Já que estamos falando de recados, nenhum deles foi mais sonoro que o do próprio Vandinho, da tribuna: “Neste momento, Gandini instala um sinal importante para que o governo reflita melhor como quer montar uma base nesta Casa”.

A fala aberta de Vandinho é corroborada, em off, por um dos dissidentes da base na votação da emenda de Gandini:

“O Renato [Casagrande] abandonou a maioria dos deputados. Acha agora que pode governar com poucos. Tem uns três ou quatro que têm entrada com ele. E outros, no meu entender mais importantes, não conseguem falar com o próprio governador, não conseguem levar um prefeito. Ele está fazendo um governo bom? Acho até que sim. Mas está pecando muito na relação com os deputados”.

Operação “para tudo” da Casa Civil

Para evitar danos ainda maiores, após a surpreendente aprovação da emenda de Gandini, deputados da base derrubaram o quorum da sessão, e o projeto que cria a Bolsa-Estudante não chegou a ser votado.

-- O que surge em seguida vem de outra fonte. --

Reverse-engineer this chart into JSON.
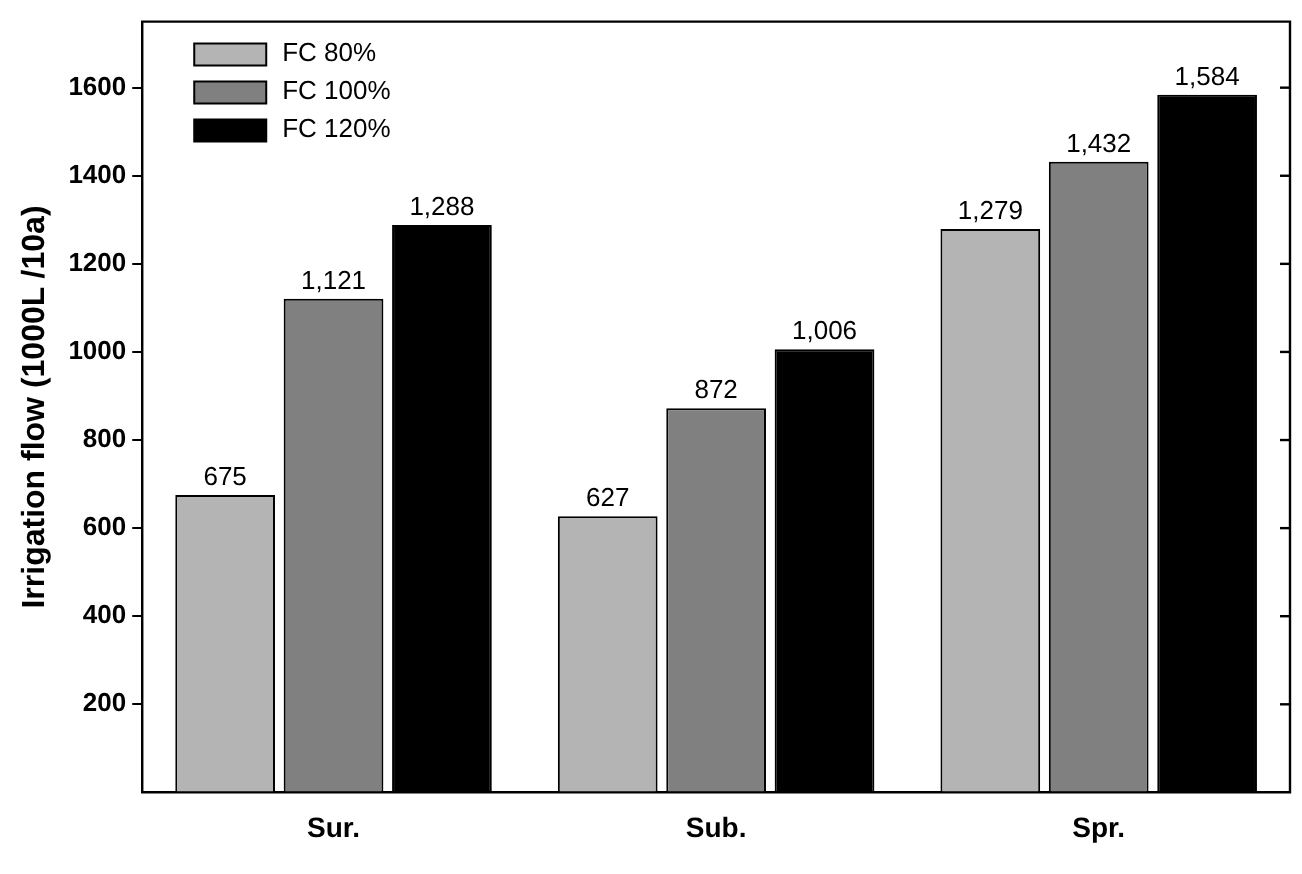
{
  "chart_data": {
    "type": "bar",
    "ylabel": "Irrigation flow (1000L /10a)",
    "categories": [
      "Sur.",
      "Sub.",
      "Spr."
    ],
    "series": [
      {
        "name": "FC 80%",
        "color": "#b4b4b4",
        "values": [
          675,
          627,
          1279
        ],
        "value_labels": [
          "675",
          "627",
          "1,279"
        ]
      },
      {
        "name": "FC 100%",
        "color": "#808080",
        "values": [
          1121,
          872,
          1432
        ],
        "value_labels": [
          "1,121",
          "872",
          "1,432"
        ]
      },
      {
        "name": "FC 120%",
        "color": "#000000",
        "values": [
          1288,
          1006,
          1584
        ],
        "value_labels": [
          "1,288",
          "1,006",
          "1,584"
        ]
      }
    ],
    "ylim": [
      0,
      1750
    ],
    "yticks": [
      200,
      400,
      600,
      800,
      1000,
      1200,
      1400,
      1600
    ],
    "grid": false,
    "legend": "top left"
  }
}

A operação para esvaziar a sessão foi ditada pelo chefe da Casa Civil, Davi Diniz, que, diante da rebelião, pôs-se a disparar urgentes telefonemas e mensagens para os deputados aliados. O governo precisou de um break durante o carnaval para respirar e reorganizar a base. A parada do feriadão veio muito a calhar. Recuo da bateria.

Hudson e Vandinho à míngua

Circula com força na Rádio Assembleia. Na eleição da Mesa, o governo aceitou, sim, fazer o acordo com o grupo de Vandinho Leite e absorver Hudson Leal como 1º vice-presidente da chapa de Marcelo. Mas a ordem é, a partir de agora, iniciado de fato o mandato, deixar à míngua Vandinho e Hudson.

Casagrande e seus auxiliares não vão esquecer tão cedo os ataques pesadíssimos contra o governador por parte da dupla (acrescente-se Ferraço) logo depois que ele declarou seu apoio a Marcelo.

O novo presidente da Casa, aliás, tem a missão de ajudar nesse sentido. Já começou a executá-la, com o jabuti embutido e aprovado em resolução de sua autoria na terça, esvaziando poderes do 1º vice-presidente (Hudson).

Ao contrário de Erick Musso, Marcelo há de ser um presidente muito presente em plenário, daqueles que fazem questão de presidir realmente quase todas as sessões.

Mas, se Hudson ocasionalmente o substituir, vai se sentar na cadeira apenas para conduzir as sessões. Não poderá, por exemplo, convocar sessões extraordinárias nem decidir por si mesmo sobre questões de ordem apresentadas a ele por colegas.